Richard Posner is not a name one normally associates with proposals for more regulation and hugher taxes, which is what makes his recent thoughts on global warming all the more interesting:
... there are at least three arguments for incurring hefty current expenditures on trying to reduce carbon dioxide emissions in the near term. The first is that global warming is already imposing costs, and these will probably increase steadily in the years ahead. Discounting does not much affect those costs. They may well be great enough to warrant remedial action now.
The second argument for incurring heavy expenditures today to reduce global warming is that there is a small risk of abrupt, catastrophic global warming at any time, and a small risk of a huge catastrophe can compute as a very large expected cost. "Any time" could of course be well into the future, and so there is still a role for discounting, but it is minimized when the focus is on imminent dangers.

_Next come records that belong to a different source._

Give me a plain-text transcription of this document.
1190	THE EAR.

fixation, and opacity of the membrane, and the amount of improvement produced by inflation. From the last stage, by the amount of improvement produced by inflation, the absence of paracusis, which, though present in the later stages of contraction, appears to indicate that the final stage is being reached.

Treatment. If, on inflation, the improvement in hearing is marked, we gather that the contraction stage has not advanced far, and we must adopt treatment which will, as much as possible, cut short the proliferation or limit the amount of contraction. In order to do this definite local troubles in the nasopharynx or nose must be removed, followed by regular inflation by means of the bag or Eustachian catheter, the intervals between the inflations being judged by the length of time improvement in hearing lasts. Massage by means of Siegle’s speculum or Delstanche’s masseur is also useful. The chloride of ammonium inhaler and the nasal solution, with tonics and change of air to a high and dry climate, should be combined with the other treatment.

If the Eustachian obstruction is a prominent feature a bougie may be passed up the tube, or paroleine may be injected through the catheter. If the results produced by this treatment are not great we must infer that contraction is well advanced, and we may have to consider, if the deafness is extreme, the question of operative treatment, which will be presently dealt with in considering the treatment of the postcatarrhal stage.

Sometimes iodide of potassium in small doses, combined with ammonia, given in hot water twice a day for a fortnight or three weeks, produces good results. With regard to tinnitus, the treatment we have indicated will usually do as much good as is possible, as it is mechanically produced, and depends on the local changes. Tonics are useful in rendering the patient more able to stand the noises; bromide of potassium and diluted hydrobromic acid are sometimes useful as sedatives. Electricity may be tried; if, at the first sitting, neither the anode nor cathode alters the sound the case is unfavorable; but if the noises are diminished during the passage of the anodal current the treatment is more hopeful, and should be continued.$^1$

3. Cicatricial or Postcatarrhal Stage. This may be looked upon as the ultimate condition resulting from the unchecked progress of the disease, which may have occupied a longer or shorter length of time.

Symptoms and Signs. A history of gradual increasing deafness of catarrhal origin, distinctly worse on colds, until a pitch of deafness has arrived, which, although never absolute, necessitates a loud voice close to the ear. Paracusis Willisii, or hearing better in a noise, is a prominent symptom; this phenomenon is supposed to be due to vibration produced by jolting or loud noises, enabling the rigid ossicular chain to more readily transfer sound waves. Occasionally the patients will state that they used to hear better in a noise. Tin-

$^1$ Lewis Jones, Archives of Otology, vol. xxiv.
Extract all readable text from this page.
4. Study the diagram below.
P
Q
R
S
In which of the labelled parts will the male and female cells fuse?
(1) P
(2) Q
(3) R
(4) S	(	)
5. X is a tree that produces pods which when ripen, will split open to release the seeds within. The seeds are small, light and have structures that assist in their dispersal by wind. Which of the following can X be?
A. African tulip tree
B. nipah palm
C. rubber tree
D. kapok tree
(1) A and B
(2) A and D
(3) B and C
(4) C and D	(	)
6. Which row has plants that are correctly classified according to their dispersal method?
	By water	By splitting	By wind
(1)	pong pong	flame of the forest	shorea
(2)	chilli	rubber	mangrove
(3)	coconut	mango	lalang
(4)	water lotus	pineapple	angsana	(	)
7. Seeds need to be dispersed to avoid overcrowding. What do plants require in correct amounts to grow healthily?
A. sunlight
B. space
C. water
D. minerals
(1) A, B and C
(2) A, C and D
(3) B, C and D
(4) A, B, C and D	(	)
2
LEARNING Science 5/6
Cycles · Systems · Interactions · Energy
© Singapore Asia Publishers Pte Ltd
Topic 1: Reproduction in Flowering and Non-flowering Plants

The third argument is that reducing our consumption of energy by a heavy energy tax would confer national security benefits by reducing our dependence on imported oil. Our costly involvement in the Middle East is due in significant part to our economic interest in maintaining the flow of oil from there. It is true that because our own oil is costly to extract, a heavy energy tax would not cause much if any substitution of domestic for foreign oil. But that is fine; our oil would remain in the ground, available for consumption if we decide to take measures abroad, such as withdrawing from Iraq, that might reduce our oil imports.